President Richard C. Levin, Yale trustee José Cabranes, two faculty members and an editor at the University are among the 146 individuals recently elected as fellows of the American Academy of Arts and Sciences. The new fellows -- who also include David Bromwich, the Bird White Housum Professor of English, Peter W. Jones, professor of mathematics, and J.D. McClatchy, editor of The Yale Review -- were chosen in recognition of their distinguished contributions to science, scholarship, public affairs and the arts.
The five Yale scholars join a membership of approximately 4,000 fellows nationwide, including 160 Nobel laureates and 65 Pulitzer Prize-winners.

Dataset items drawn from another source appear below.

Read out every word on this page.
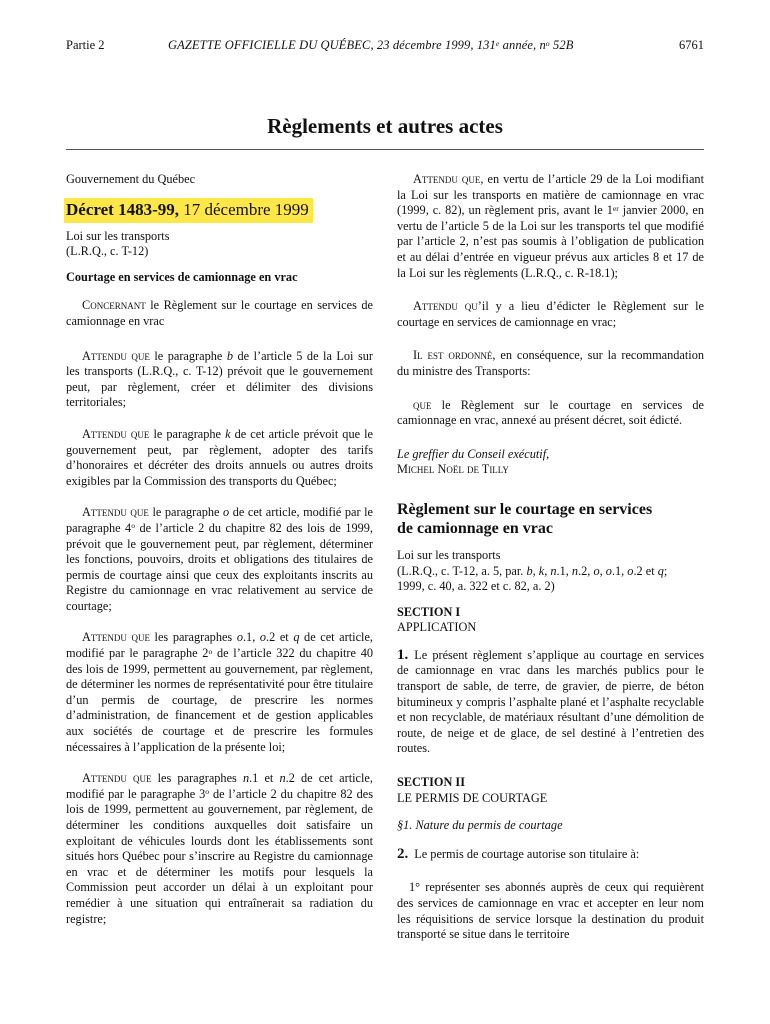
Partie 2	GAZETTE OFFICIELLE DU QUÉBEC, 23 décembre 1999, 131e année, $n^o$ 52B	6761
Règlements et autres actes

Gouvernement du Québec

Décret 1483-99, 17 décembre 1999

Loi sur les transports

(L.R.Q., c. T-12)

Courtage en services de camionnage en vrac

Concernant le Règlement sur le courtage en services de camionnage en vrac

Attendu que le paragraphe b de l’article 5 de la Loi sur les transports (L.R.Q., c. T-12) prévoit que le gouvernement peut, par règlement, créer et délimiter des divisions territoriales;

Attendu que le paragraphe k de cet article prévoit que le gouvernement peut, par règlement, adopter des tarifs d’honoraires et décréter des droits annuels ou autres droits exigibles par la Commission des transports du Québec;

Attendu que le paragraphe o de cet article, modifié par le paragraphe 4$^o$ de l’article 2 du chapitre 82 des lois de 1999, prévoit que le gouvernement peut, par règlement, déterminer les fonctions, pouvoirs, droits et obligations des titulaires de permis de courtage ainsi que ceux des exploitants inscrits au Registre du camionnage en vrac relativement au service de courtage;

Attendu que les paragraphes o.1, o.2 et q de cet article, modifié par le paragraphe 2$^o$ de l’article 322 du chapitre 40 des lois de 1999, permettent au gouvernement, par règlement, de déterminer les normes de représentativité pour être titulaire d’un permis de courtage, de prescrire les normes d’administration, de financement et de gestion applicables aux sociétés de courtage et de prescrire les formules nécessaires à l’application de la présente loi;

Attendu que les paragraphes n.1 et n.2 de cet article, modifié par le paragraphe 3$^o$ de l’article 2 du chapitre 82 des lois de 1999, permettent au gouvernement, par règlement, de déterminer les conditions auxquelles doit satisfaire un exploitant de véhicules lourds dont les établissements sont situés hors Québec pour s’inscrire au Registre du camionnage en vrac et de déterminer les motifs pour lesquels la Commission peut accorder un délai à un exploitant pour remédier à une situation qui entraînerait sa radiation du registre;

Attendu que, en vertu de l’article 29 de la Loi modifiant la Loi sur les transports en matière de camionnage en vrac (1999, c. 82), un règlement pris, avant le 1er janvier 2000, en vertu de l’article 5 de la Loi sur les transports tel que modifié par l’article 2, n’est pas soumis à l’obligation de publication et au délai d’entrée en vigueur prévus aux articles 8 et 17 de la Loi sur les règlements (L.R.Q., c. R-18.1);

Attendu qu’il y a lieu d’édicter le Règlement sur le courtage en services de camionnage en vrac;

Il est ordonné, en conséquence, sur la recommandation du ministre des Transports:

que le Règlement sur le courtage en services de camionnage en vrac, annexé au présent décret, soit édicté.

Le greffier du Conseil exécutif,

Michel Noël de Tilly

Règlement sur le courtage en services
de camionnage en vrac

Loi sur les transports
(L.R.Q., c. T-12, a. 5, par. b, k, n.1, n.2, o, o.1, o.2 et q;
1999, c. 40, a. 322 et c. 82, a. 2)

SECTION I

APPLICATION

1. Le présent règlement s’applique au courtage en services de camionnage en vrac dans les marchés publics pour le transport de sable, de terre, de gravier, de pierre, de béton bitumineux y compris l’asphalte plané et l’asphalte recyclable et non recyclable, de matériaux résultant d’une démolition de route, de neige et de glace, de sel destiné à l’entretien des routes.

SECTION II

LE PERMIS DE COURTAGE

§1. Nature du permis de courtage

2. Le permis de courtage autorise son titulaire à:

1° représenter ses abonnés auprès de ceux qui requièrent des services de camionnage en vrac et accepter en leur nom les réquisitions de service lorsque la destination du produit transporté se situe dans le territoire
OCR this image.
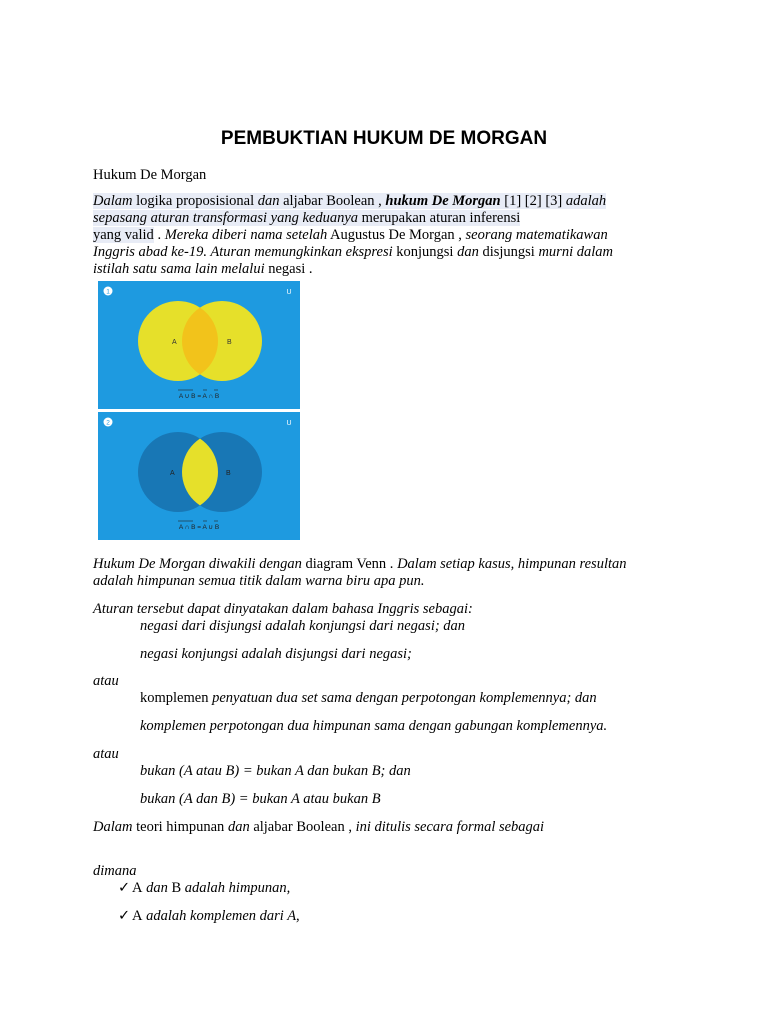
PEMBUKTIAN HUKUM DE MORGAN
Hukum De Morgan
Dalam logika proposisional dan aljabar Boolean , hukum De Morgan [1] [2] [3] adalah
sepasang aturan transformasi yang keduanya merupakan aturan inferensi
yang valid . Mereka diberi nama setelah Augustus De Morgan , seorang matematikawan
Inggris abad ke-19. Aturan memungkinkan ekspresi konjungsi dan disjungsi murni dalam
istilah satu sama lain melalui negasi .
1	U
A	B
A ∪ B = A ∩ B
2	U
A	B
A ∩ B = A ∪ B
Hukum De Morgan diwakili dengan diagram Venn . Dalam setiap kasus, himpunan resultan
adalah himpunan semua titik dalam warna biru apa pun.
Aturan tersebut dapat dinyatakan dalam bahasa Inggris sebagai:
negasi dari disjungsi adalah konjungsi dari negasi; dan
negasi konjungsi adalah disjungsi dari negasi;
atau
komplemen penyatuan dua set sama dengan perpotongan komplemennya; dan
komplemen perpotongan dua himpunan sama dengan gabungan komplemennya.
atau
bukan (A atau B) = bukan A dan bukan B; dan
bukan (A dan B) = bukan A atau bukan B
Dalam teori himpunan dan aljabar Boolean , ini ditulis secara formal sebagai
dimana
✓ A dan B adalah himpunan,
✓ A adalah komplemen dari A,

Profiles of the new fellows follow:
Richard C. Levin devoted nearly two decades to teaching and scholarship at Yale before becoming the University's 22nd president in 1993. He joined the faculty as an assistant professor in 1974, the same year he earned his Ph.D. in economics from Yale. Levin is nationally known for his studies of technological change and its impact on industry, and has written widely on such topics as the patent system, industrial research and development, and the effects of antitrust and public regulation on private industry. A series of papers he wrote in the 1970s and 1980s have been credited with influencing the course of railroad deregulation. As Yale president, Levin has established initiatives in partnership with the City of New Haven in the areas of neighborhood revitalization, education and human services and economic development.
José Cabranes, who earned his J.D. from the Law School in 1965, has been a judge of the U.S. Court of Appeals, Second Circuit since 1994. A native of Puerto Rico, Cabranes served as special counsel to the governor of Puerto Rico and as head of the commonwealth's Washington, D.C. office. He was a founding member and chaired the board of directors of the Puerto Rican Legal Defense and Education Fund, a public interest law firm in New York City. He has been a Yale trustee since 1987.
David Bromwich is a scholar of Romantic and modern poetry, the history of literary criticism and 18th- and 19th-century moral philosophy. He graduated from Yale College in 1973 and earned his Ph.D. at the University in 1977. Bromwich is the author of "Politics by Other Means," as well as "Hazlett: the Mind of a Critic" and "A Choice of Inheritance: Self and Community from Edmund Burke to Robert Frost," both of which were nominated for a National Book Critics Circle Award in criticism. He has served as poetry editor of "Tikkun" and has been a consultant for a poetry series on National Public Radio.
Peter W. Jones is a specialist in his field in complex and harmonic analysis, probability theory, dynamical systems and the theory of complexity in theoretical political science. He came to Yale in 1985. In 1994, Jones became the youngest person to receive an honorary degree from the Royal Institute of Technology in Sweden for his "pathbreaking scientific contributions to modern mathematic analysis" and for promoting the study of mathematics at the institute. He continues to maintain strong ties with the Swedish mathematical community.
J.D. McClatchy, who earned his Ph.D. from Yale in 1974, is a prize-winning poet, literary critic and opera librettist. He has been editor of The Yale Review since 1991. McClatchy has written four volumes of poetry, the most recent of which is "10 Commandments," published this year. He has also authored numerous works of criticism of contemporary poetry and literary essays, and has edited several volumes, including "The Vintage Book of Contemporary American Poetry." He recently wrote "20 Questions," a meditation on the mysteries of poetry and its relationship to life. He has written four opera librettos, including the one for "Emmeline," which was presented recently by the New York City Opera.
Founded in 1780 by John Adams and other leaders of the young republic, the American Academy of Arts and Sciences was created as a learned society "to cultivate every art and science which may tend to advance the interest, honor, dignity, and happiness of a free, independent and virtuous people." Fellows address issues facing American society through interdisciplinary and collaborative projects and publications. Among the current projects, for example, are a long-term study of current global security issues and an exploration of the critical problems confronting children in American society, with a particular emphasis on health and education. The academy also publishes a journal, Daedalus, which examines topics of concern in American intellectual life.